I have a IPTV box from a Swedish operator, it's capable of playing IPTV contents. I know they are using IGMP to inform a upstream router/switch to subscribe/unsubscribe specific UDP broadcast groups.
What I want to achieve here is to monitor all the IGMP packets from/to the IPTV box. So my question is, is it possible to setup a openwrt box and monitor all the traffic? I've got a MikorTik RB450G.
The problem with data package analyses is that you really need a goal with the data tapping before starting the project because it is a lot of meaningless data and most persons doesn’t find it very exiting to look at for more than a couple of hours.
The following is an example of our setup. Each column represents a channel. The 1st column represents a broadcast address, the 2nd column represents the port number.
|239.251.255.014|5000|
|239.251.255.015|5000|
|239.251.255.112|5000|
|239.251.255.110|5000|
|239.251.255.029|5000|
|239.251.255.030|5000|
So each broadcast group is a channel. The payload is mpeg-ts. So the whole protocol stack is mpeg-ts over udp.

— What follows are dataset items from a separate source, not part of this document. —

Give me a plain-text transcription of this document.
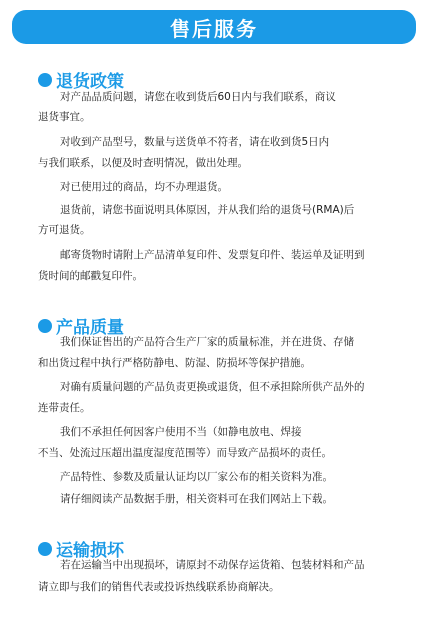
售后服务
退货政策
对产品品质问题，请您在收到货后60日内与我们联系，商议
退货事宜。
对收到产品型号，数量与送货单不符者，请在收到货5日内
与我们联系，以便及时查明情况，做出处理。
对已使用过的商品，均不办理退货。
退货前，请您书面说明具体原因，并从我们给的退货号(RMA)后
方可退货。
邮寄货物时请附上产品清单复印件、发票复印件、装运单及证明到
货时间的邮戳复印件。
产品质量
我们保证售出的产品符合生产厂家的质量标准，并在进货、存储
和出货过程中执行严格防静电、防湿、防损坏等保护措施。
对确有质量问题的产品负责更换或退货，但不承担除所供产品外的
连带责任。
我们不承担任何因客户使用不当（如静电放电、焊接
不当、处流过压超出温度湿度范围等）而导致产品损坏的责任。
产品特性、参数及质量认证均以厂家公布的相关资料为准。
请仔细阅读产品数据手册，相关资料可在我们网站上下载。
运输损坏
若在运输当中出现损坏，请原封不动保存运货箱、包装材料和产品
请立即与我们的销售代表或投诉热线联系协商解决。
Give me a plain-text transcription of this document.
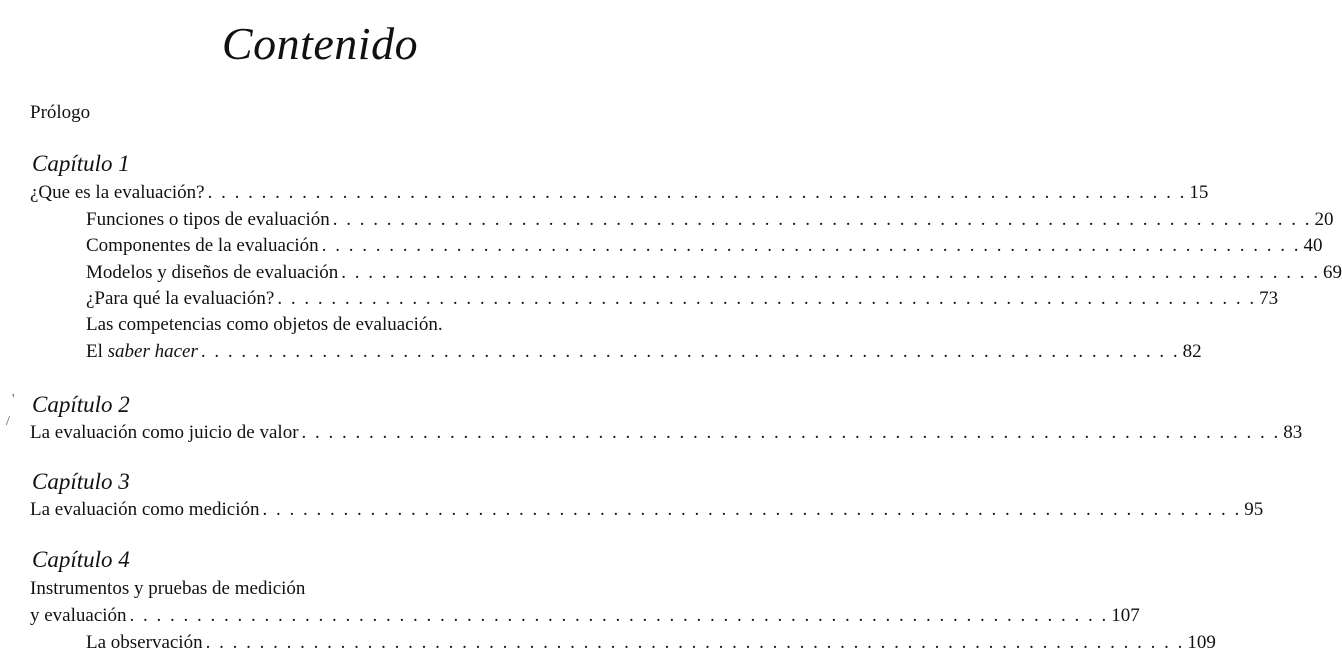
Contenido
Prólogo
Capítulo 1
¿Que es la evaluación? . . . . . . . . . . . . . . . . . . . . . . . . . . . . . . . . . . . . . . . . . . . . . . . . . . . . . . . . . . . . . . . . . . . . . . . . . 15
Funciones o tipos de evaluación . . . . . . . . . . . . . . . . . . . . . . . . . . . . . . . . . . . . . . . . . . . . . . . . . . . . . . . . . . . . . . . . . . . . . . . . . 20
Componentes de la evaluación . . . . . . . . . . . . . . . . . . . . . . . . . . . . . . . . . . . . . . . . . . . . . . . . . . . . . . . . . . . . . . . . . . . . . . . . . 40
Modelos y diseños de evaluación . . . . . . . . . . . . . . . . . . . . . . . . . . . . . . . . . . . . . . . . . . . . . . . . . . . . . . . . . . . . . . . . . . . . . . . . . 69
¿Para qué la evaluación? . . . . . . . . . . . . . . . . . . . . . . . . . . . . . . . . . . . . . . . . . . . . . . . . . . . . . . . . . . . . . . . . . . . . . . . . . 73
Las competencias como objetos de evaluación.
El saber hacer . . . . . . . . . . . . . . . . . . . . . . . . . . . . . . . . . . . . . . . . . . . . . . . . . . . . . . . . . . . . . . . . . . . . . . . . . 82
Capítulo 2
La evaluación como juicio de valor . . . . . . . . . . . . . . . . . . . . . . . . . . . . . . . . . . . . . . . . . . . . . . . . . . . . . . . . . . . . . . . . . . . . . . . . . 83
Capítulo 3
La evaluación como medición . . . . . . . . . . . . . . . . . . . . . . . . . . . . . . . . . . . . . . . . . . . . . . . . . . . . . . . . . . . . . . . . . . . . . . . . . 95
Capítulo 4
Instrumentos y pruebas de medición
y evaluación . . . . . . . . . . . . . . . . . . . . . . . . . . . . . . . . . . . . . . . . . . . . . . . . . . . . . . . . . . . . . . . . . . . . . . . . . 107
La observación . . . . . . . . . . . . . . . . . . . . . . . . . . . . . . . . . . . . . . . . . . . . . . . . . . . . . . . . . . . . . . . . . . . . . . . . . 109
'
/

If you install ffmpeg/ffplay on your Linux box, you shall be able to play it with the following command
We have a router, which is capable of delivering both IPTV multicast traffic and Internet unicast traffic.
An IPTV box is connected to the router directly.
I cannot tweak the router, nor the IPTV box.
What I want to achieve here is to put a device in between. This device is transparent to both IPTV box and the router. I just want to monitor the traffic through this device.
Can I install openwrt and do some magic there?
With OpenWRT 19.07 you can make a switch bridge between two ports that doesn’t have a interface.
Than you mirror tx and rx on one of these ports in this bridge.
You run the internet traffic through this bridge.
Then you do a parallel bridge with the other ports with a ordinary interface and so on. To that interface you connect the wireshark computer.
Then you send the mirrored data from the internet bridge to the port that the wireshark computer is connected to.
Done!
I found this instruction on a blogg when I googled something like “ethernet tap to OpenWRT” or something like that last winter.